The ICV has two special “Honda” 5-point screws that require a special tool to remove.
WARNING: YOU DO NOT NEED TO REMOVE THE TWO PIECES FOR ANY REPAIR AS YOU CANNOT BUY EACH PART SEPARATELY. I did it just to see what it looked like since I was going to have to get a new one anyway. I used a dremel tool to slice some slots where I could fit a regular head screwdriver to unscrew them (FU Honda)

This is the mechanical portion of the valve that is inserted into the electrical part.

This is the magnetic electrical part of the valve.

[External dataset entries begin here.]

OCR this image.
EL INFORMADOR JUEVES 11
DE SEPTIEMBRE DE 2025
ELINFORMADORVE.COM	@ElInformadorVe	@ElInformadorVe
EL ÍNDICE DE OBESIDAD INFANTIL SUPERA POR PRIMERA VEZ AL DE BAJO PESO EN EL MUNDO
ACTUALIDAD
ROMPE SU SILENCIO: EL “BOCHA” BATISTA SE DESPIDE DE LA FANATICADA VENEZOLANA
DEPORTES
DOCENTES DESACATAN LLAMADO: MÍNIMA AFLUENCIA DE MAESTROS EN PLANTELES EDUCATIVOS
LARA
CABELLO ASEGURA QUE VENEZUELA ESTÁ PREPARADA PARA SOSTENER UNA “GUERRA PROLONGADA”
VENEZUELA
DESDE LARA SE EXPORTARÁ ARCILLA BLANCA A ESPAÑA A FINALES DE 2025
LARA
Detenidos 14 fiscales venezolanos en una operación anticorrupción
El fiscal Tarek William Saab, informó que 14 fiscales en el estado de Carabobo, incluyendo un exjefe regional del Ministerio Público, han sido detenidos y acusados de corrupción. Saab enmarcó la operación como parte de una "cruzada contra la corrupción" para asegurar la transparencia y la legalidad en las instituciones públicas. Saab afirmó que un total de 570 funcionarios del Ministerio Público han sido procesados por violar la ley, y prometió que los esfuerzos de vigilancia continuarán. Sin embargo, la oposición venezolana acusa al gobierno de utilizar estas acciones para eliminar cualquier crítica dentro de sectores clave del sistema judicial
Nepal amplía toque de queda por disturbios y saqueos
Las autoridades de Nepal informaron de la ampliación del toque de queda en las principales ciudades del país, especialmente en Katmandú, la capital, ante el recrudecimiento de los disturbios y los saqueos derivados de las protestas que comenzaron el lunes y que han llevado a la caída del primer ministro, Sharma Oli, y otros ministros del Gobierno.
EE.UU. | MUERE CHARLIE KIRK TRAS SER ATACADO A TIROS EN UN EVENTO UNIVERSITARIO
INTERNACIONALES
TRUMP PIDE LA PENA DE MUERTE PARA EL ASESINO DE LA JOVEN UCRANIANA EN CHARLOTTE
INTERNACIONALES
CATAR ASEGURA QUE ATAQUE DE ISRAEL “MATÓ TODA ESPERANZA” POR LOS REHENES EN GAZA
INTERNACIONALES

Oh and don’t forget to remove/replace the throttle body gasket (about $1.50) should it break apart when removing the throttle body. This is what you will need the razor blade for, to scrap off the remains of the gasket.

Well that’s all there is to it. When I did it the first time (when I just cleaned out the valve to see if that worked) it took about 1-2 hours since I was making sure I had everything removed and I new exactly how to replace everything I was removing and just generally taking my slow ass time. When I did it again to replace the ICV, it took about 30-40 minutes total.